28 Şubat Zorbalığına Elif Yuva’dan Bir Örnek

28 Şubat süreci, yaşı müsait olanların bizzat yaşadıkları, fakat 21 yıl önce vuku bulduğu için, Türkiye nüfusunun büyük bölümü için ise, sadece tarihi süreçte sürekli atıf yapılan bir olay olarak duydukları, sıkıntılarla dolu bir devre. Bu yazıda, Elif Yuva’dan dolayı 28 Şubat sürecinde yaşanılan bir kaç hadise nakledliyor.

28 Şubat süreci, yaşı müsait olanların bizzat yaşadıkları, fakat 21 yıl önce vuku bulduğu için, Türkiye nüfusunun büyük bölümü için ise, sadece tarihi süreçte sürekli atıf yapılan bir olay olarak duydukları, sıkıntılarla dolu bir devre. O tarihlerde Refah Partisi lideri merhum Necmettin Erbakan Başbakan ve Doğruyol Partisi lideri Tansu Çiller Dışişleri Bakanı idi.
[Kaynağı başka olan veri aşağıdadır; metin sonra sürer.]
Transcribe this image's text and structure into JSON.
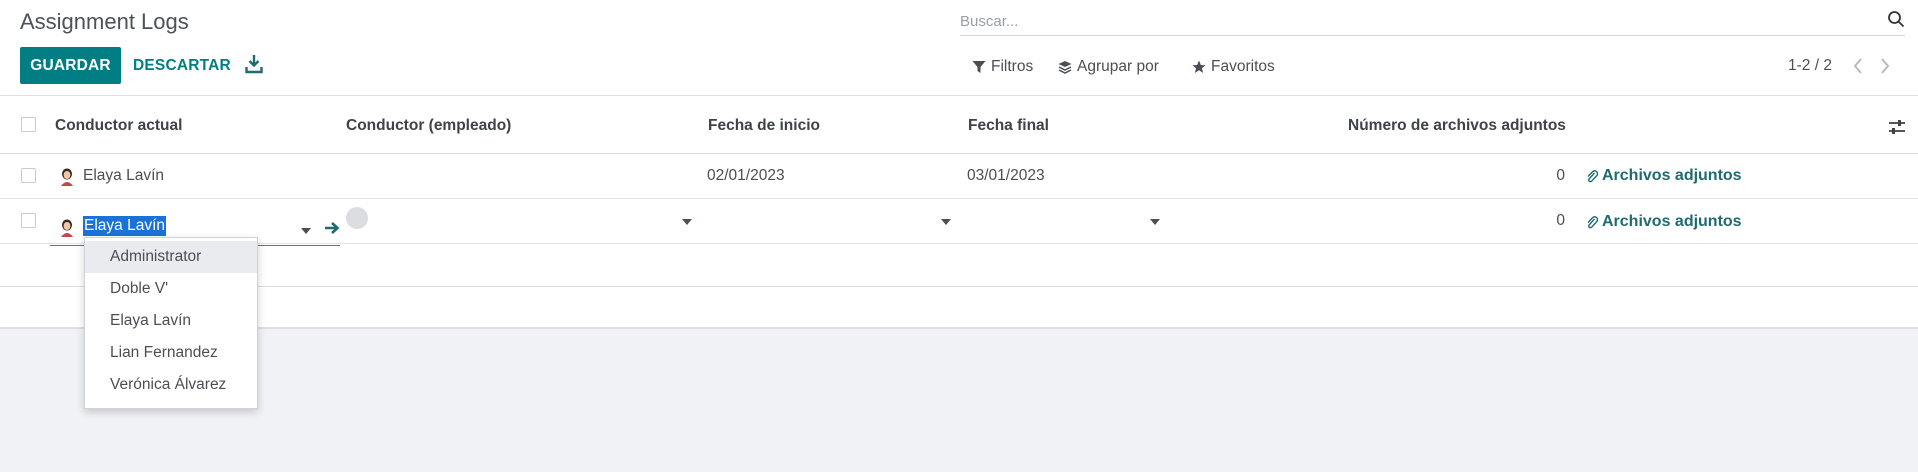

Yine merhum Süleyman Demirel de Cumhurbaşkanı. 28 Şubat 1997 günü Milli Güvenlik Kurulu toplanmış ve 8 saat süren bu toplantı sonrasında açıklanan kararlarla, irticaya karşı olduğu iddia edilen, ordu ve bürokrasi merkezli baskıların yoğunlaştığı bir döneme girilmişti. Türkiye siyasi tarihine geçen ve adeta bir dönüm noktası olan bu kararların uygulanması sırasında Türkiye’de siyasi, idari, hukuki ve toplumsal alanlarda önemli değişimler yaşanmıştı.
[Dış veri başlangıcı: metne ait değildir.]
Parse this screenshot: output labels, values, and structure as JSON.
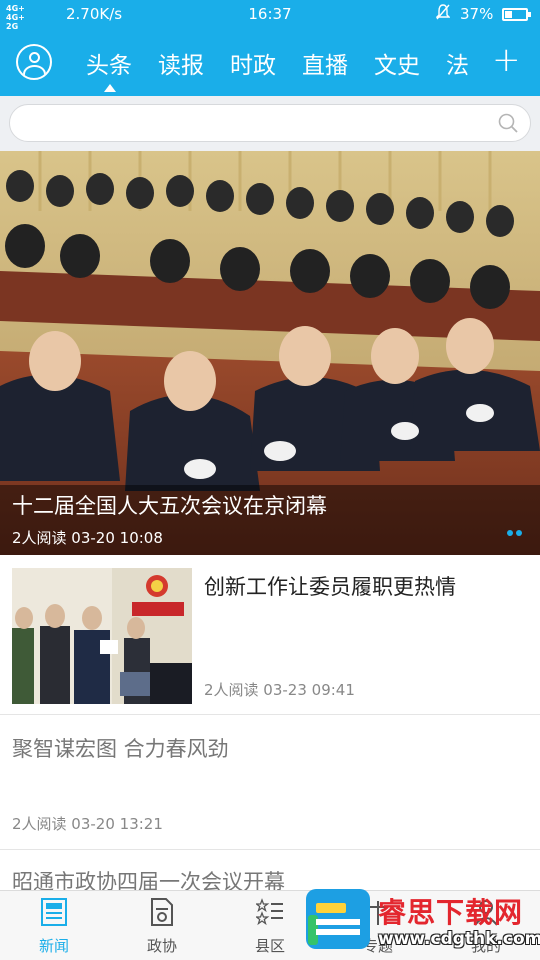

28 Şubat olarak kısaca ifade ettiğimiz bu dönemde, birçok alanda olduğu gibi özellikle eğitim sahasında da Müslümanlara yönelik ciddi bir baskı uygulanmaya başlamıştı. Bu yazıda bizim de o dönemde başımızdan geçen bir kaç olayı örnek olarak nakletmeyi arzu ediyorum.

Rahatsız edici bir baskın

O tarihlerde, 1987’den beri bir grup arkadaşımızla birlikte kurup işlettiğimiz okul öncesi eğitim hizmeti veren Elif Yuvamız Bakırköy-İncirli’de faaliyet göstermekteydi. E5’in hemen yanı başında, bugün de farklı kişilerin elinde yine çocuk yuvası olarak hizmet veren bir yerde. Özellikle 28 Şubat’ı takip eden süreçte kurumun bağlı olduğu İstanbul İl Sosyal Hizmetler Müdürlüğü memurlarının bize karşı tavırlarının daha da tatsız bir hale dönüştüğünü hissediyorduk. Evrakları teslim ederken, bir şeyler sormak durumunda kaldığımızda bu hal daha fazla açığa çıkıyordu

.

Bu tarihlerde bir gün, il sosyal hizmetlerin teftiş memurları normal prosedürün dışında sanki bir baskın havasında yuvaya gelmişlerdi. Beş katlı binanın her bir tarafını; sınıfları, oyun odalarını, idari kısımları, özetle kenar köşe diye tarif edebileceğimiz yerler dahil tüm mekanı rahatsız edici bir tarzda aramışlar, buldukları yayınlardan ve o zaman moda olan bant tiyatrosu kasetlerinden örnekler alıp gitmişlerdi.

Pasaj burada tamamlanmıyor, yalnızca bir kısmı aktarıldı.